Loss, love, light

Lately I’ve been thinking about loss. An anniversary of someone gone too soon has passed, and I’ve borne witness to friends experiencing devastating loss. I wish I could ease their pain, but really all I can do is recognise it and hurt with them.

I was thinking particularly of someone who lost a beloved parent, truly their best friend. There is a gap, a hole, a deep darkness in that person’s life now. In the immediate aftermath, when the grief is raw and palpable, I visualise the griever staring into the dark abyss. They shine all of their love into the darkness where once their love was mirrored and multiplied; in life it shone upon their face and glowed within their heart and soul. Now the dark hole of longing, missing and hurting sucks up the light and love that they faithfully shine into it.

All we can do is shine our love onto them from every other angle that we can; but don’t expect it to reflect back at a time like this. Hope simply that it warms their back or glances upon their cheek, and that it touches them just enough. Enough to keep them going through the dark times – until they find their own way to cope with the aching darkness and eventually redirect the light of their love to find a way forward and a way to remember and honour the one who once reflected and amplified their love so beautifully.

Why is someone beautiful to you? Have you got 5 minutes to go on a wee journey with me?

Think about someone you love, really love. Someone in your life that you adore to distraction. It could be someone living or someone that has now passed away. It could be your significant other, your child, a beloved grandparent, maybe one of your closest friends – the type that’s family in every way but blood. Thought of someone? Good.

Now, close your eyes, bring that person to mind and study the details of that face you love so much. Take your time, I’ll wait.

They’re really beautiful, aren’t they?

Now think about why they’re so beautiful. Make a list.

Maybe you brought someone to your mind’s eye that is catwalk material but I’m going to hazard a guess that the person you imagined hasn’t been approached by a modelling agency and probably never will be. The person you imagined was absolutely beautiful though, right?

What was on your list of things that made them beautiful? Was it the warmth in their eyes that reminds you that they’re one of the kindest and most thoughtful people you know? Was it the lines on their face that remind you of their contagious laugh and the way they brighten others’ lives? Maybe one of the things was an imperfection like a scar or stretch marks, something symbolic about your shared experiences or something you admire them for. Probably what you thought about was entirely different and totally personal to you.

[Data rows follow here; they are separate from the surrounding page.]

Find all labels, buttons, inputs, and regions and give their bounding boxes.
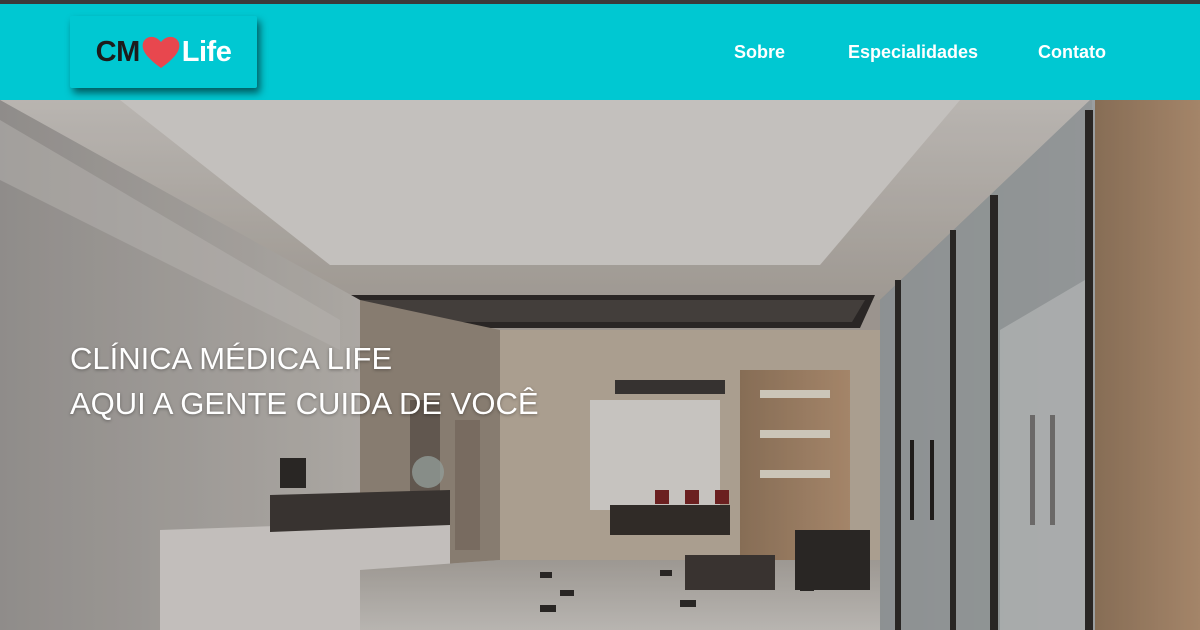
logo[interactable]: CM Life: [70, 16, 257, 88]
nav-link-sobre[interactable]: Sobre: [734, 42, 785, 63]
hero-tagline: AQUI A GENTE CUIDA DE VOCÊ: [70, 386, 539, 421]
hero-banner: CLÍNICA MÉDICA LIFE AQUI A GENTE CUIDA D…: [0, 100, 1200, 630]
logo-suffix: Life: [181, 35, 232, 68]
nav-link-contato[interactable]: Contato: [1038, 42, 1106, 63]
logo-prefix: CM: [95, 35, 141, 68]
nav-link-especialidades[interactable]: Especialidades: [848, 42, 978, 63]
main-nav: Sobre Especialidades Contato: [600, 4, 1200, 100]
hero-title: CLÍNICA MÉDICA LIFE: [70, 341, 393, 376]
heart-icon: [142, 36, 180, 68]
hero-headline: CLÍNICA MÉDICA LIFE AQUI A GENTE CUIDA D…: [70, 336, 539, 426]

There is an awful lot more to what makes someone beautiful than what they look like, wouldn’t you agree?

In real, every day life people become more or less beautiful to you according to who they are and how they behave. Someone you found stunningly attractive on first meeting can soon look ugly if their actions are unkind; and someone that you initially thought unattractive can become one of the most beautiful people in your eyes, maybe even someone you would bring to mind if asked to think about someone you really love. Some people happen to be utterly gorgeous inside and out, they just stay gorgeous to you or become even moreso – please don’t read this as saying aesthetically attractive people aren’t nice people, that’s certainly not what I’m saying.

I just want to plant a little seed in people’s minds to remember what real beauty is and to think twice about judging someone on appearance alone. It’s so easy to do, there is so much emphasis placed on physical appearance and unrealistic standards of beauty these days that it can become an auto-response. I find myself thinking things that I’m not proud of sometimes, but I’m trying to make a conscious effort to check myself when I do and remember that the person I’m judging is quite probably the most beautiful person in the world to someone that loves them and they’re right, not me.

Everyone is someone else’s beautiful – you are, I am and that person we just silently judged is too. We can undo the damage of harmful social norms by unjudging each other – we just have to want to. Let’s try.